Leonardo da Vinci potrebbe avere avuto una comprensione della gravità che era “secoli avanti rispetto ai suoi tempi“, secondo quanto rivelano i suoi quaderni.
Gli schizzi di da Vinci, dimenticati per decenni, mostrano triangoli formati da particelle simili a sabbia che si riversano da un barattolo. Questi granelli che cadono rappresentavano esperimenti per dimostrare che la gravità era una forma di accelerazione, più di 400 anni prima di Einstein: lo sostiene un nuovo studio.
Albert Einstein ha formulato per primo la teoria secondo cui la gravità e l’accelerazione sono la stessa cosa, chiamata principio di equivalenza, nel 1907. Per fare ciò, Einstein è partito da Isaac Newton, dalla Legge di gravitazione universale (che afferma che ogni oggetto nell’universo attrae l’altro con una forza legata alle masse e inversamente proporzionale al quadrato della distanza che li separa) e dall’enunciazione della legge della caduta libera di Galileo Galilei del 1604 (senza la resistenza dell’aria, tutte le masse cadono con la stessa accelerazione).
“Non sappiamo se da Vinci abbia fatto ulteriori esperimenti o abbia approfondito questa questione“, ha spiegato l’autore principale Mory Gharib, docente di aeronautica e ingegneria medica al Caltech. “Il fatto che stesse affrontando questo problema in questo modo – all’inizio del 1500 – dimostra quanto fosse avanti il suo pensiero“.
Gli appunti di Leonardo
Da Vinci fu pittore, architetto, inventore, anatomista, ingegnere e scienziato. Principalmente autodidatta, ha riempito dozzine di taccuini segreti con fantasiose invenzioni e osservazioni anatomiche. Insieme a disegni dettagliati dell’anatomia umana, i suoi appunti contengono disegni con biciclette, elicotteri, carri armati e aeroplani. Delle oltre 13mila pagine di questi schizzi, successivamente raccolte in codici, ne è sopravvissuto meno di un terzo.
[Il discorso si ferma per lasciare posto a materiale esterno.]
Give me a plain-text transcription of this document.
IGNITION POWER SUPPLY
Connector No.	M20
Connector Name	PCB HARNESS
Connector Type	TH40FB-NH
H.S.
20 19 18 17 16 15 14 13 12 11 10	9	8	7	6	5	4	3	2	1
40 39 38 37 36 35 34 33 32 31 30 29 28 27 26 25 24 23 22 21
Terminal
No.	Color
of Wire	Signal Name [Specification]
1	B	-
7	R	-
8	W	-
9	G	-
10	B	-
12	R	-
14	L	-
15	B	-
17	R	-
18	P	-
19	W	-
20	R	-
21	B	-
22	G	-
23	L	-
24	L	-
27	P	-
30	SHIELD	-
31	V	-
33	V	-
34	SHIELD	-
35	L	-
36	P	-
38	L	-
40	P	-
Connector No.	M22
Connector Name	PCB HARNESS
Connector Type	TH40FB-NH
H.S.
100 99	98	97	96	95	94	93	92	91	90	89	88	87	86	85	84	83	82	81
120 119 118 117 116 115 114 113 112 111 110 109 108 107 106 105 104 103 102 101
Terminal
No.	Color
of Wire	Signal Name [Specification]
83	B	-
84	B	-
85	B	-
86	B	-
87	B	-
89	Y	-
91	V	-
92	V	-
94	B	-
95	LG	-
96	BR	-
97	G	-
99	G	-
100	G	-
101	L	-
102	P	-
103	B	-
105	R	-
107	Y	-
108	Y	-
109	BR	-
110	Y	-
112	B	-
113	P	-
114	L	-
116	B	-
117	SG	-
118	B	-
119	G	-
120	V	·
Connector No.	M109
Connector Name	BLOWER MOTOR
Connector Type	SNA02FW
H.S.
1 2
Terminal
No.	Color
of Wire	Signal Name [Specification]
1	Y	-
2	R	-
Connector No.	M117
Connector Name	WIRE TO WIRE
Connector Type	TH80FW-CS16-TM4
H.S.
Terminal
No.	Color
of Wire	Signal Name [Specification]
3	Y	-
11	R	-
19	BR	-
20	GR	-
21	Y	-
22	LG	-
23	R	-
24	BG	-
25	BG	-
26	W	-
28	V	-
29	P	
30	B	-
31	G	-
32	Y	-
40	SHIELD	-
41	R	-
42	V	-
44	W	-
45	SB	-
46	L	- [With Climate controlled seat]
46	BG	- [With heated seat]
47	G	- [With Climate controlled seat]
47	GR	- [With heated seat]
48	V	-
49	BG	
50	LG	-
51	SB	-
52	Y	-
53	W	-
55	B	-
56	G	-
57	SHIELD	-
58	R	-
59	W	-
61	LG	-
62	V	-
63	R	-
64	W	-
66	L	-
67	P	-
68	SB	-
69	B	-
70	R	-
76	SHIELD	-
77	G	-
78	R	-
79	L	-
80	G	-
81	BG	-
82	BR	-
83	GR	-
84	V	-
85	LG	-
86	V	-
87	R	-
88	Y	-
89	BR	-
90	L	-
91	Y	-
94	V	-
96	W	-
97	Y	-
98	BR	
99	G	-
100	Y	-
La scoperta nel Codex Arundel
Gharib stava studiando le copie digitalizzate di questi appunti per discutere gli studi di da Vinci sulla dinamica dei flussi con i suoi studenti quando ha notato dei disegni nelle pagine del Codex Arundel, un taccuino datato tra il 1480 e il 1518. L’esperto ha visto triangoli formati da particelle che fuoriuscivano da contenitori in movimento, accompagnate da un’intrigante frase scritta con la calligrafia speculare di da Vinci.
“Ciò che ha attirato la mia attenzione è stata la scritta ‘Equatione di Moti’ (tradotto dai ricercatori come “equivalenza di moti”) sull’ipotenusa di uno dei suoi triangoli abbozzati, un triangolo rettangolo isoscele,” ha spiegato Gharib. “Mi sono impegnato per scoprire cosa intendeva Leonardo con quella frase“.
Ipotesi e l’equazione di Leonardo
Gharib e i suoi colleghi hanno scoperto che da Vinci stava descrivendo acqua o sabbia caduta da una brocca mentre veniva spostata lungo un percorso rettilineo parallelo al suolo. Gli appunti di Da Vinci chiariscono che sapeva che le particelle avrebbero accelerato verso il basso e che una volta che avevano lasciato la brocca, questa accelerazione era causata solo dalla gravità.
Se la brocca si muovesse a velocità costante, la linea tracciata dalle particelle in caduta sarebbe verticale, ipotizzava da Vinci, ma se accelerasse a velocità costante, allora le particelle formerebbero una linea retta e obliqua che forma il lato dell’ipotenusa di un triangolo.
Infatti, ha osservato da Vinci, se la brocca accelera per rilasciare le gocce alla stessa velocità con cui la gravità le accelera verso il suolo, viene tracciato un triangolo equilatero, primo accenno del principio di equivalenza.
Da Vinci ha cercato di formulare le sue osservazioni in un’equazione, ma ha abbandonato il tentativo. Eseguendo una simulazione del suo esperimento, i ricercatori hanno scoperto dove era finito fuori strada.
“Quello che abbiamo visto è che Leonardo ha avuto difficoltà, ma ha formulato che la distanza dell’oggetto che cade (dal punto di caduta dell’oggetto) era proporzionale a 2 alla potenza t (con t che rappresenta il tempo) invece che proporzionale a t al quadrato,” ha affermato co-autore Chris Roh, professore di ingegneria biologica e ambientale presso la Cornell University. “Era sbagliato, ma in seguito abbiamo scoperto che ha usato questo tipo di equazione sbagliata nel modo corretto“.
I risultati sono stati pubblicati sulla rivista “Leonardo“.